Semoga kita digolongkan hamba-Nya yang mampu mengisi umur kita dengan sebaik-baiknya sehingga meringankan hisab kita besok di akhirat. Amin.

ORANG LAIN BISA, SAYA PUN BISA

YAKINLAH, SAYA PUN BISA!

Kata-kata “Saya pun bisa” harus menjadi bagian hidup kita jika kita mau sukses. Coba pikirkan! Apa yang membedakan Anda dengan orang lain yang sukses? Jawabannya karena Anda tidak mengerjakan apa yang orang sukses kerjakan.

Peluang sukses adalah terbuka untuk semua orang, tidak peduli pendidikan, lingkungan, status, uang, dan sebagainya, semua orang bisa sukses jika melakukan hal-hal penyebab kesuksesan. Tentu saja dengan kekecualian, jika Allah tidak mengijinkan Anda untuk sukses maka Anda tidak akan sukses.

SAYA PUN BISA JIKA BELAJAR

Untuk mencari penyebab kesuksesan ada beberapa hal yang bisa Anda lakukan. Pertama Anda bisa mencontoh orang lain yang telah sukses. Contoh semua tindakannya, pemikirannya, termasuk sikap mentalnya. Orang sukses ada di sekitar Anda, tindakan yang diperlukan hanyalah mencarinya kemudian bertanya. Setelah mendapatkan jawaban Anda tinggal menyesuaikan dengan tujuan yang ingin Anda capai.

Katakan, “Saya Pun Bisa!”. Meski saat ini Anda merasa tidak bisa, masih ada waktu untuk belajar dan mencoba. Jika saat ini tidak bisa, maka besok lusa akan menjadi bisa selama Anda mau belajar dan mencoba. Jadi, jangan terhambat oleh kondisi saat ini. Kondisi saat ini adalah akibat apa yang Anda lakukan dan pikirkan di masa lalu. Kondisi masa depan akan ditentukan oleh pikiran dan tindakan Anda saat ini. Anda akan mengatakan saya pun bisa suatu saat nanti, jika Anda mau berlajar dan mencoba, SEKARANG.

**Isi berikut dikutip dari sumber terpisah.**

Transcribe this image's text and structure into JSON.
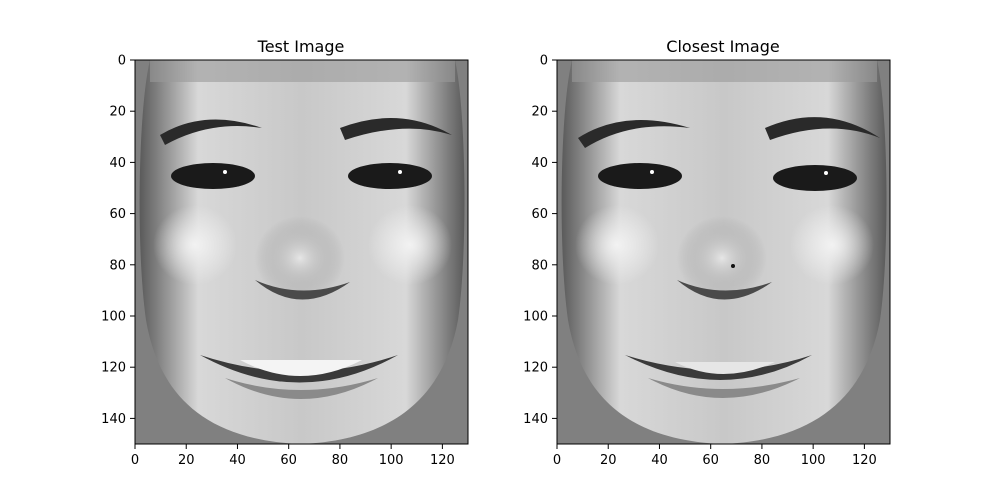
{
  "chart_data": [
    {
      "type": "heatmap",
      "title": "Test Image",
      "colormap": "gray",
      "background_color": "#808080",
      "xlim": [
        0,
        130
      ],
      "ylim": [
        150,
        0
      ],
      "xticks": [
        0,
        20,
        40,
        60,
        80,
        100,
        120
      ],
      "yticks": [
        0,
        20,
        40,
        60,
        80,
        100,
        120,
        140
      ],
      "grid": false
    },
    {
      "type": "heatmap",
      "title": "Closest Image",
      "colormap": "gray",
      "background_color": "#808080",
      "xlim": [
        0,
        130
      ],
      "ylim": [
        150,
        0
      ],
      "xticks": [
        0,
        20,
        40,
        60,
        80,
        100,
        120
      ],
      "yticks": [
        0,
        20,
        40,
        60,
        80,
        100,
        120,
        140
      ],
      "grid": false
    }
  ]
}
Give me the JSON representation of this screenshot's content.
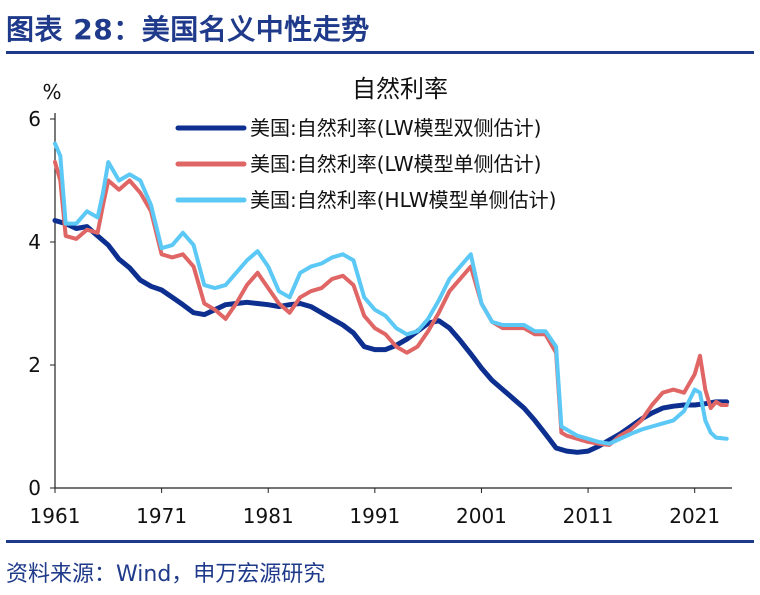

Saya Pun Bisa Jika Mau Membaca

Kedua, selain bertanya kepada orangnya langsung, Anda juga bisa membaca bukunya. Ada beberapa macam buku ditulis, ada buku yang ditulis mengenai biografi seseorang yang telah sukses. Dari buku tersebut Anda bisa belajar banyak dari kehidupan orang sukses. Apa yang dia lakukan dan bagaimana sikap orang tersebut? Jenis buku kedua ialah buku yang ditulis berdasarkan riset atau pengamatan terhadap orang-orang yang sudah sukses. Kelebihan jenis buku kedua ialah lebih mudah dipahami karena si peneliti telah merangkumkan buat Anda. Selain itu sumber yang dia teliti sering lebih dari satu orang, sehingga faktor sukses yang dipaparkan dalam buku tersebut lebih lengkap.

Buatlah program belajar Anda. Apa yang tidak bisa Anda lakukan saat ini, targetkan untuk menguasaianya suatu saat. Apa yang harus Anda lakukan? Mungkin Anda membeli buku, membeli ebook, membeli video, mengikuti seminar, mengikuti pelatihan, memiliki mentor dan berbagai cara lainnya. Banyak yang bisa Anda lakukan agar bisa, agar lebih terampil, agar lebih mahir, dan bisa segala sesuatu yang diperlukan untuk meraih sukses dan kehidupan yang lebih baik.

Bersabarlah, Anda tidak akan langsung pintar dengan membaca satu buku, membaca satu artikel, apalagi satu sms. Jangan tidak sabaran, sedikit belajar kemudian berharap segalanya bisa. Atau Anda mengeluh sulit. Belajar itu perlu proses, perlu kesabaran, dan perlu mencoba agar Anda menjadi bisa. Jangan berharap, Anda langsung bisa segalanya hanya dengan membaca satu artikel.

Buka hati Anda, bacalah artikel dan buku dengan baik dan sabar. Jangan hanya sekilas, itu pun banyak yang terlewat. Ini tantangan Anda, jika ingin menjadi orang yang lebih baik, maka jangan malas untuk memperbaiki diri sendiri. Orang lain yang sukses karena mereka mau belajar. Katakan, “saya pun bisa”, bisa belajar seperti mereka dan akhirnya bisa sukses seperti mereka.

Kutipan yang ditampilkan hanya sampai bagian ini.